I have a question about laws of general applicability. More than a few posts 
ago, someone - I apologize for not remembering who - gave the speed limit law 
as an example of a law of general applicability. I recall the point was that 
even if a person or religious organization had a religious reason for violating 
the speed limit, the claim would fail.

Thus, I wonder about the argument being made by the Becket Fund. The speed 
limit set by the speed limit law (a) does not apply to everyone (e.g., 
emergency vehicles), (b) [can't think of an analogy], and (c) provides for a 
system of individualized exemptions in the form of permits issued to allow 
violation of the minimum speed requirement for transporting certain large 
objects (and I think there are some instances where permits can be obtained to 
exceed the stated maximum).

Thus, I wonder, are these the tests for finding a law not to be of general 
applicability?

Jim Maule

From: religionlaw-boun...@lists.ucla.edu 
[mailto:religionlaw-boun...@lists.ucla.edu] On Behalf Of Will Esser
Sent: Monday, February 13, 2012 1:36 PM
To: Law & Religion issues for Law Academics
Subject: Re: The contraception mandate under Empoyment Division v Smith

Brad,

In the complaint filed by Belmont Abbey College challenging the contraception 
mandate, the Becket Fund argues that the contraception mandate is not a law of 
general applicability because among other things (a) it does not apply to all 
employers (for instance it does not apply to employers with fewer than 50 
employees); (b) it does not apply to certain "grandfathered" insurance plans; 
and (c) it provides for a system of individualized exemptions by allowing HHS 
the ability to grant waivers in response to individualized requests.  You can 
access the complaint here:

 
http://www.becketfund.org/wp-content/uploads/2011/11/HHS-Complaint-Final11.10.11.pdf)

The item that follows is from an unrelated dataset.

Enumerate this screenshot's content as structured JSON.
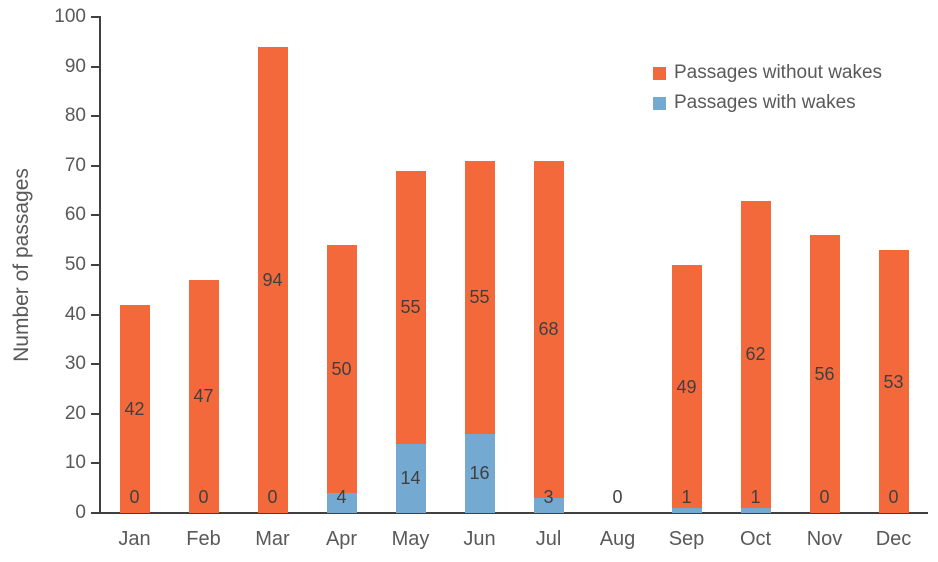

Maybe the question to be asked is which "law" must be of general applicability? 
 In Smith, it strikes me that the peyote statute was a stand alone criminal 
law.  In this instance, I understood that the contraception mandate was just 
one component of the overall  federal healthcare reform act.  So it seems to me 
that in interpreting whether the law is one of general applicability, a court 
would be required to look at the entire healthcare reform act and determine 
what waivers and exemptions were included in it, rather than just narrowly 
focusing on the contraception mandate itself.

Thoughts?

Will


Will Esser --- Ad Majorem Dei Gloriam
Charlotte, North Carolina

********************
"We can easily forgive a child who is afraid of the dark;
the real tragedy is when men are afraid of the light."
(Attributed to Plato, 428-345 B.C.)
********************

--- On Sat, 2/11/12, Brad Pardee <bp51...@windstream.net> wrote:

From: Brad Pardee <bp51...@windstream.net>
Subject: The contraception mandate under Empoyment Division v Smith
To: religionlaw@lists.ucla.edu
Date: Saturday, February 11, 2012, 12:31 AM

I've been following the coverage of the mandate that religious organizations 
provide free contraception through their insurance plans, regardless of whether 
or not it forces them to violate the tenets of their faith.  Today's 
announcement of an accomodation notwithstanding, ,though, I'm wondering what 
the chances are that the courts would rule against the administration if the 
lawsuits that have been filed go to trial.



It's my understanding that, in Employment Division v Smith, the Court clearly 
said that a neutral law of general applicability isn't going to violate the 
Free Exercise Clause.  From what I've read, the regulation in question appears 
to be both neutral and of general applicability.  A strict adherence to Smith 
would seem to weigh against the religious freedom claims, which is the danger 
many have seen in Smith since the ruling first came out.



What is the sense here whether the Courts would adhere to Smith and uphold the 
mandate, or would the Courts see it as an opportunity to revisit Smith?  I 
don't remember that there was the same national controversy over Smith when it 
came out, but it seemed to me that, outside of legal and Native American 
circles, most folks didn't worry about it because they didn't see it as a 
ruling beyond peyote.  The contraceptive mandate has certainly gotten the 
attention of a much larger segment of society, though.  I wonder if the Court 
would see a case like this as an opportunity to restore what was lost in Smith.